Well, while critics overreact a lot, it's been really disappointing seeing a bunch of live action movies insert pointless crap. Transformers and Spiderman or Ironman, I can understand because you can't really do those movies without CG. But when you have Bruce Willis in Die Hard (the last one) where nothing is supernatural, why throw in a CG car rolling down the street or a helicopter spinning out of control if you can have a real one?
Cheap little things like that, with fake shrapnel flying out of an explosion and zooming towards the screen. It gets tiring. I think the reason so many early action movies were awesome was because people admired the fact that directors/stunt people/whatever staff took the time to choreograph real shit happening, as opposed to throwing in a random flipping car that in no way matches the lighting or size perspective of the rest of the scene. It's been in movies such as Air Force One, Live Free or Die Hard, this Indiana Jones.
Hell even in Ironman they constructed a real suit for Downey Jr to wear during up close scenes, and that little mask/neck thing that flips up in the movie actually functions and isn't a tired CGI pizazz thing.
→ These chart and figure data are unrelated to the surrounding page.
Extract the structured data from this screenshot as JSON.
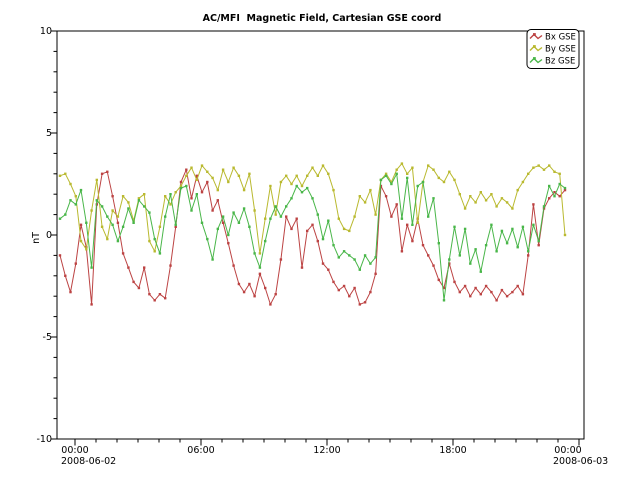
{
  "window": {
    "background": "#ffffff"
  },
  "chart_data": {
    "type": "line",
    "title": "AC/MFI  Magnetic Field, Cartesian GSE coord",
    "ylabel": "nT",
    "ylim": [
      -10,
      10
    ],
    "y_major_ticks": [
      10,
      5,
      0,
      -5,
      -10
    ],
    "y_tick_labels": [
      "10",
      "5",
      "0",
      "-5",
      "-10"
    ],
    "y_minor_step_nt": 1,
    "x_axis": {
      "range_start": "2008-06-02 00:00",
      "range_end": "2008-06-03 00:00",
      "tick_labels": [
        "00:00",
        "06:00",
        "12:00",
        "18:00",
        "00:00"
      ],
      "date_labels": [
        "2008-06-02",
        "2008-06-03"
      ],
      "major_step_hours": 6,
      "minor_step_hours": 1
    },
    "grid": false,
    "sample_interval_hours": 0.25,
    "legend": {
      "position": "top-right",
      "entries": [
        "Bx GSE",
        "By GSE",
        "Bz GSE"
      ]
    },
    "series": [
      {
        "name": "Bx GSE",
        "color": "#bc4343",
        "values": [
          -1.0,
          -2.0,
          -2.8,
          -1.4,
          0.5,
          -0.6,
          -3.4,
          1.5,
          3.0,
          3.1,
          1.9,
          0.6,
          -0.9,
          -1.6,
          -2.3,
          -2.6,
          -1.6,
          -2.9,
          -3.2,
          -2.9,
          -3.1,
          -1.5,
          0.4,
          2.6,
          3.2,
          1.8,
          2.9,
          2.1,
          2.6,
          1.2,
          1.7,
          0.6,
          -0.4,
          -1.5,
          -2.4,
          -2.8,
          -2.4,
          -3.0,
          -1.9,
          -2.6,
          -3.4,
          -2.9,
          -1.2,
          0.9,
          0.3,
          0.8,
          -1.6,
          0.2,
          0.5,
          -0.3,
          -1.4,
          -1.7,
          -2.3,
          -2.7,
          -2.5,
          -3.0,
          -2.6,
          -3.4,
          -3.3,
          -2.8,
          -1.9,
          2.4,
          1.9,
          0.9,
          1.5,
          -0.8,
          0.5,
          -0.3,
          0.8,
          -0.5,
          -1.0,
          -1.5,
          -2.2,
          -2.6,
          -1.4,
          -2.3,
          -2.8,
          -2.5,
          -3.0,
          -2.6,
          -2.9,
          -2.5,
          -2.8,
          -3.2,
          -2.7,
          -3.0,
          -2.8,
          -2.5,
          -2.9,
          -1.0,
          1.5,
          -0.5,
          1.3,
          1.8,
          2.1,
          1.9,
          2.2
        ]
      },
      {
        "name": "By GSE",
        "color": "#b9b92f",
        "values": [
          2.9,
          3.0,
          2.5,
          1.9,
          -0.3,
          -0.7,
          1.2,
          2.7,
          0.4,
          -0.2,
          1.2,
          0.9,
          1.9,
          1.6,
          0.7,
          1.8,
          2.0,
          -0.3,
          -0.8,
          0.4,
          1.9,
          1.5,
          2.1,
          2.4,
          2.9,
          3.3,
          2.7,
          3.4,
          3.1,
          2.8,
          2.2,
          3.2,
          2.6,
          3.3,
          2.9,
          2.2,
          3.0,
          1.2,
          -0.9,
          0.8,
          2.4,
          1.0,
          2.6,
          2.9,
          2.5,
          2.9,
          2.4,
          2.9,
          3.3,
          2.9,
          3.4,
          3.0,
          2.2,
          0.8,
          0.3,
          0.2,
          0.9,
          1.9,
          1.6,
          2.2,
          1.0,
          2.7,
          3.0,
          2.6,
          3.2,
          3.5,
          3.0,
          3.3,
          0.6,
          2.6,
          3.4,
          3.2,
          2.8,
          2.6,
          3.1,
          2.7,
          2.0,
          1.3,
          1.9,
          1.6,
          2.1,
          1.7,
          2.0,
          1.4,
          1.8,
          1.6,
          1.3,
          2.2,
          2.6,
          3.0,
          3.3,
          3.4,
          3.2,
          3.4,
          3.1,
          3.0,
          0.0
        ]
      },
      {
        "name": "Bz GSE",
        "color": "#49b649",
        "values": [
          0.8,
          1.0,
          1.7,
          1.5,
          2.2,
          0.6,
          -1.6,
          1.7,
          1.4,
          0.9,
          0.5,
          -0.3,
          0.4,
          1.3,
          0.6,
          1.7,
          1.4,
          1.1,
          -0.2,
          -0.9,
          0.9,
          2.0,
          0.5,
          2.3,
          2.4,
          1.2,
          2.0,
          0.6,
          -0.2,
          -1.2,
          0.3,
          0.9,
          0.0,
          1.1,
          0.6,
          1.3,
          0.4,
          -0.9,
          -1.6,
          -0.3,
          0.8,
          1.4,
          0.9,
          1.4,
          1.8,
          2.4,
          2.1,
          2.3,
          1.8,
          1.0,
          -0.2,
          0.7,
          -0.5,
          -1.1,
          -0.8,
          -1.0,
          -1.2,
          -1.7,
          -1.0,
          -1.4,
          -1.1,
          2.7,
          2.9,
          2.5,
          3.0,
          0.8,
          2.8,
          0.5,
          2.4,
          2.6,
          0.9,
          1.8,
          -0.4,
          -3.2,
          -1.2,
          0.4,
          -1.0,
          0.3,
          -1.4,
          -0.7,
          -1.8,
          -0.5,
          0.5,
          -0.8,
          0.2,
          -0.4,
          0.3,
          -0.6,
          0.4,
          -0.8,
          0.5,
          -0.3,
          1.4,
          2.4,
          1.9,
          2.5,
          2.3
        ]
      }
    ]
  }
}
But I do hate when people argue over the decisions a character makes, or nitpicks all the details of a scene. "Uhm, there's no way a piece of metal can fall out of a sky and then hover in mid air before its thrusters kick in." Yeah who cares, it's freakin Starscream and it's a freakin sci fi movie. The only movies that I think do deserve some kind of nitpicking are those claiming to tell the true story of some political event, or a film claiming to be historically accurate. But people sure missed it with 300.